When taking long exposure images, your margin for error is somewhat reduced given that anything could go wrong during the exposure period! These are some common problems encountered when using filters and some proposed remedies.
Camera shake during exposure
If you are taking exposures of duration longer than 1/focal length, I would recommend using a tripod such that there is no motion artefact. As an example, if I were shooting at 200mm, I would prefer to use a tripod for any shot taken at slower than 1/200secs. Whereas if I were shooting wide at 16mm, I prefer to use a tripod for any shot taken at a slower shutter speed than 1/16 secs. If your tripod has a gravity locking system, use it in windy conditions.

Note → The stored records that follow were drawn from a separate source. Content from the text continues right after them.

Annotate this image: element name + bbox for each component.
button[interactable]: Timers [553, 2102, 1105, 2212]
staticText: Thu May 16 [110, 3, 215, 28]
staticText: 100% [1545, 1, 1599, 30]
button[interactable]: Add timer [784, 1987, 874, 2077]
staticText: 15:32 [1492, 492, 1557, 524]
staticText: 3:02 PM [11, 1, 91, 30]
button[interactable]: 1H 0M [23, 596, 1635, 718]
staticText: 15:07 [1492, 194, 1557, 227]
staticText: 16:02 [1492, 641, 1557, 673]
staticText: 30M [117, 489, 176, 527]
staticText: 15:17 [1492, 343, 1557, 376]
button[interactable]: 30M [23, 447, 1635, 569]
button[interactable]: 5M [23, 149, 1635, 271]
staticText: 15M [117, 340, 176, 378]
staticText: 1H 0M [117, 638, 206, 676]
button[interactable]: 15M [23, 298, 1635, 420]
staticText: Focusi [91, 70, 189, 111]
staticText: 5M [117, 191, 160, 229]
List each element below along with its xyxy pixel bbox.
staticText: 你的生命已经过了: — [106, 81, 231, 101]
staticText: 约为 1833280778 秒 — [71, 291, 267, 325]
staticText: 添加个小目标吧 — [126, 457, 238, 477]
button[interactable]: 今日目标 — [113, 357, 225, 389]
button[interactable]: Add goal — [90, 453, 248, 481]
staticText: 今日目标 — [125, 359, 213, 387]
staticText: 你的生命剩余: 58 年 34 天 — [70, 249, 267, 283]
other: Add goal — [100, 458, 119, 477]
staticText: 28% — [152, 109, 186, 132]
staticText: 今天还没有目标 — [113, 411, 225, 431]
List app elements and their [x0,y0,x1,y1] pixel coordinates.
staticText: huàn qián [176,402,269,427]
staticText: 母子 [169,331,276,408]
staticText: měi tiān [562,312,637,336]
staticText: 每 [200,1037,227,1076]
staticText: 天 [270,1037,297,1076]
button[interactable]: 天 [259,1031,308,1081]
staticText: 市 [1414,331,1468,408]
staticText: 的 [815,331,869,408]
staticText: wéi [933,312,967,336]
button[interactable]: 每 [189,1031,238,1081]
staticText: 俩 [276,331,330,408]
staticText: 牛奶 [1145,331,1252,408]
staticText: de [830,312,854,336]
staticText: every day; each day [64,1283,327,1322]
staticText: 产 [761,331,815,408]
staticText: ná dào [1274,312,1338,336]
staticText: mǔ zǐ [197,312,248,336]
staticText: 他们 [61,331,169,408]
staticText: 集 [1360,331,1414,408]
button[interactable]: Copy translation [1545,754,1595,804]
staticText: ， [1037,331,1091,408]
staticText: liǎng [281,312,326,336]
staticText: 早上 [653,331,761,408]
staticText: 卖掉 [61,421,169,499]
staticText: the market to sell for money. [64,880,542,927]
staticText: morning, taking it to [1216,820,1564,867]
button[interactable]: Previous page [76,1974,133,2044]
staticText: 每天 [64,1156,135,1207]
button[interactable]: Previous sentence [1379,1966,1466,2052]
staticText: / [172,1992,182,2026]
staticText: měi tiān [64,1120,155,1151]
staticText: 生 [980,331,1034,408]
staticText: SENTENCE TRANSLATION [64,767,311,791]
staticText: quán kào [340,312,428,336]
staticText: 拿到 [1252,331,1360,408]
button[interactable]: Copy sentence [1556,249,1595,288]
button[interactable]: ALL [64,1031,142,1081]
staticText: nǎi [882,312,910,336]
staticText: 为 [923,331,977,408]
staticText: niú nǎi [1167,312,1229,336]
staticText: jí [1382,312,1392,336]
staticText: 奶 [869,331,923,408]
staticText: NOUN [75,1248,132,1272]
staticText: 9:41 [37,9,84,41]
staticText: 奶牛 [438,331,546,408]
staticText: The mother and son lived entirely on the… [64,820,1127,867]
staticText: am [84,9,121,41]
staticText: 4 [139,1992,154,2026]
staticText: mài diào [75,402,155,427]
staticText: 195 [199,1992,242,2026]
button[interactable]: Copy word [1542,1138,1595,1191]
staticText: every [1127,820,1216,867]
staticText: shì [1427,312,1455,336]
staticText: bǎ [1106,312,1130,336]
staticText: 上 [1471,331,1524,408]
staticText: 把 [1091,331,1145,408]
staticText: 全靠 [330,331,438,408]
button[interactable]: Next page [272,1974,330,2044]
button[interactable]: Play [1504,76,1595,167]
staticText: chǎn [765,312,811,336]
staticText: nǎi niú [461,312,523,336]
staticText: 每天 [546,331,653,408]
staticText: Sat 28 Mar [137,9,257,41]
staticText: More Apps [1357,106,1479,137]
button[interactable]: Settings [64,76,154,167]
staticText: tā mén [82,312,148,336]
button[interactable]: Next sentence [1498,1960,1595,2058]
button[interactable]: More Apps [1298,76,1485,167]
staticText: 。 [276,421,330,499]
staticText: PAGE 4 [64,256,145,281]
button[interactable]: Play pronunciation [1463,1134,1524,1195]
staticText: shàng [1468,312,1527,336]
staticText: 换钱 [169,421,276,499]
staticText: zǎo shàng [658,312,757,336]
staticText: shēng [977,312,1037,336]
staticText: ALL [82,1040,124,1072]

Avoid touching the camera during the exposure – The best solution is to use a cable release that allows you to press a button to trigger the shutter. If you do not have access to a cable release, set your camera for a 2 second delay such that you can leave the camera free after depressing the shutter.
Remove items which could move the camera during the exposure. It would be preferable to remove the camera strap such that it isn’t acting as a sail and moving your setup. Also, make sure that your tripod is not near moving objects such as branches which could bump your setup during windy conditions.
Use the lowest possible ISO that you can that allows you adequate depth of field. For instance, if all the elements in your image are distant and depth of field is not an issue, it would be preferable to use settings of F11 ISO 100 rather than F22 ISO 400 for the same shutter speed.
Try to use your camera’s sweet-spot of aperture. This is usually in the F8-F11 range. This will allow you to obtain maximal image quality with a good depth of field, while avoiding an unnecessarily soft image through using too small an aperture such as F22.
Set your camera to manual focus and try to obtain your focal point during a test image before placing your filter on. If you leave the camera in autofocus with a dark filter on, there is a very high risk that the camera will ‘focus search’ as it is unable to detect focal points. This will result in an unusable, out of focus image.
When on the field, the dirt and droplets of water often cause defects in your image which are easily avoidable. In between shots, always check to see if there are droplets on your filters. My favourite way to clean water off a filter is to use medical ‘Kim’ wipes which do not leave a smear.
In between shoots, make sure you stow your filters away without contacting each other. This prevents scratches which lead to a filter eventually becoming unusable. If your filters do become dirty, take the first opportunity to wash your filters in fresh water while wiping dry with Kim wipes as above.